I’m not the best at taking care of my brushes or gently handling them. I’m the type where my paint brushes are covered in paint splatters and never look like new after the first use. For that reason, I invest in durable brushes that can withstand the occasional overnight with paint still on it type of scenario. I can clean them and get them back to serviceable shape. What do you do when the paint has dried on the bristles? What do you do when the bristles have hardened over time? What do you do when the bristles have bent out of shape being in the water and crammed with other brushes? There are a few tips and tricks you can use to get the bristles soft, paint free, and in original condition.

Murphy’s oil soap will remove dried up paint and condition the paint brush bristles. I soak them in a solution of Murphy’s oil soap and water for 12 hours and then use dawn soap and a scrubby sponge to clean off the dried paint. I’ve been able to resurrect many paint brushes because of Murphy’s oil soap. Another way to revive your brushes is to soak them in fabric softener. Use 1/4 cup of fabric softener to a quart of water and soak your brushes over night. If you’ve been using oil based paint or oil based products with your brushes, you’ll want to clean them with some mineral spirits and soak in some turpentine to get all the oily residue off. If you’ve been using the brush to wax, use mineral spirits to clean.

Cleaning my paintbrushes that have not been near death and are just dirty with wet paint, I love using Scrubby Soap. It’s made of biodegradable oils so not harsh on your hands and smells citrusy. Using dawn dish soap works mostly as well. I will also spray my brushes that get a lot of residue with Krud Kutter’s tough task cleaner. You can use denatured alcohol to clean your brushes but just be aware that it will dry out the bristles. There are better alternatives to alcohol when cleaning. There are also specialty paint brush cleaning solutions you can use that work well like Krud Kutter Brush Wash-Cleaner and Renewer. I highly reccomend the Krud Kutter brand because their products are nontoxic, biodegradable, and eco friendly.
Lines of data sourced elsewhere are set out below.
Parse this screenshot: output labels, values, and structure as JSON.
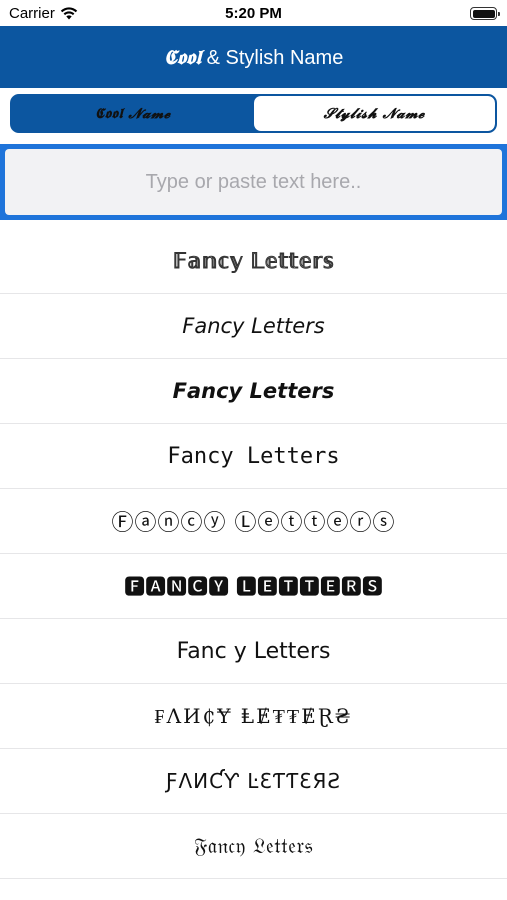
{
  "status_bar": {
    "carrier": "Carrier",
    "time": "5:20 PM",
    "wifi_icon": "wifi-icon",
    "battery_icon": "battery-icon"
  },
  "nav": {
    "title_fancy": "𝕮𝖔𝖔𝖑",
    "title_rest": " & Stylish Name",
    "color": "#0c56a0"
  },
  "segments": [
    {
      "label": "𝕮𝖔𝖔𝖑 𝓝𝓪𝓶𝓮",
      "active": true
    },
    {
      "label": "𝓢𝓽𝔂𝓵𝓲𝓼𝓱 𝓝𝓪𝓶𝓮",
      "active": false
    }
  ],
  "input": {
    "placeholder": "Type or paste text here..",
    "value": "",
    "border_color": "#1f74da"
  },
  "styles": [
    "𝔽𝕒𝕟𝕔𝕪 𝕃𝕖𝕥𝕥𝕖𝕣𝕤",
    "𝘍𝘢𝘯𝘤𝘺 𝘓𝘦𝘵𝘵𝘦𝘳𝘴",
    "𝙁𝙖𝙣𝙘𝙮 𝙇𝙚𝙩𝙩𝙚𝙧𝙨",
    "𝙵𝚊𝚗𝚌𝚢 𝙻𝚎𝚝𝚝𝚎𝚛𝚜",
    "Ⓕⓐⓝⓒⓨ Ⓛⓔⓣⓣⓔⓡⓢ",
    "🅵🅰🅽🅲🆈 🅻🅴🆃🆃🅴🆁🆂",
    "Fanc y Letters",
    "₣ΛИ₵Ɏ ⱠɆ₮₮ɆⱤ₴",
    "ƑΛИƇƳ ĿƐƬƬƐЯƧ",
    "𝔉𝔞𝔫𝔠𝔶 𝔏𝔢𝔱𝔱𝔢𝔯𝔰"
  ]
}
How you store your paint brushes is just as important as cleaning. If you want to be extremely thorough you can wrap a wet paper towel around the brush bristles after it has been cleaned, put the brush in a zip lock bag or wrap with cling wrap and store it into your refrigerator. It will be ready to use when you need it. Never store your paint brushes with the bristles down in a container as it will splay the bristles. I hang mine on my peg board if I can or store them with the bristles up in a container. I just dampen the bristles with water before I need to use them so the paint does not go on too thick or dry quickly on the bristles. I use Cling on brushes a lot and those you store in clean water. Before I got the Cling On brush keeper my brushes would get bent out of shape with splayed hairs but now that I’ve been using the brush keeper it’s been a game changer. It’s a big fancy stainless steel bucket with 8 rubber holders to prevent the brushes from being crammed on the bottom. It’s also allowed me to easily switch brushes while I paint.

If your brushes are splayed and have the annoying stray hairs sticking out here and there, you can fix it by wrapping some twine around the clean and damp brush bristles loosely. Let the brush dry and the bristles should be back to normal. Making sure you don’t keep the brush bristles down so they rest on a surface while storing, will help to stop this from happening. Maintaining your paintbrushes is essential if you don’t want to keep replacing them. However, if you forget to clean them after each use, you can still revive your dried up paint brushes and bring them back to life.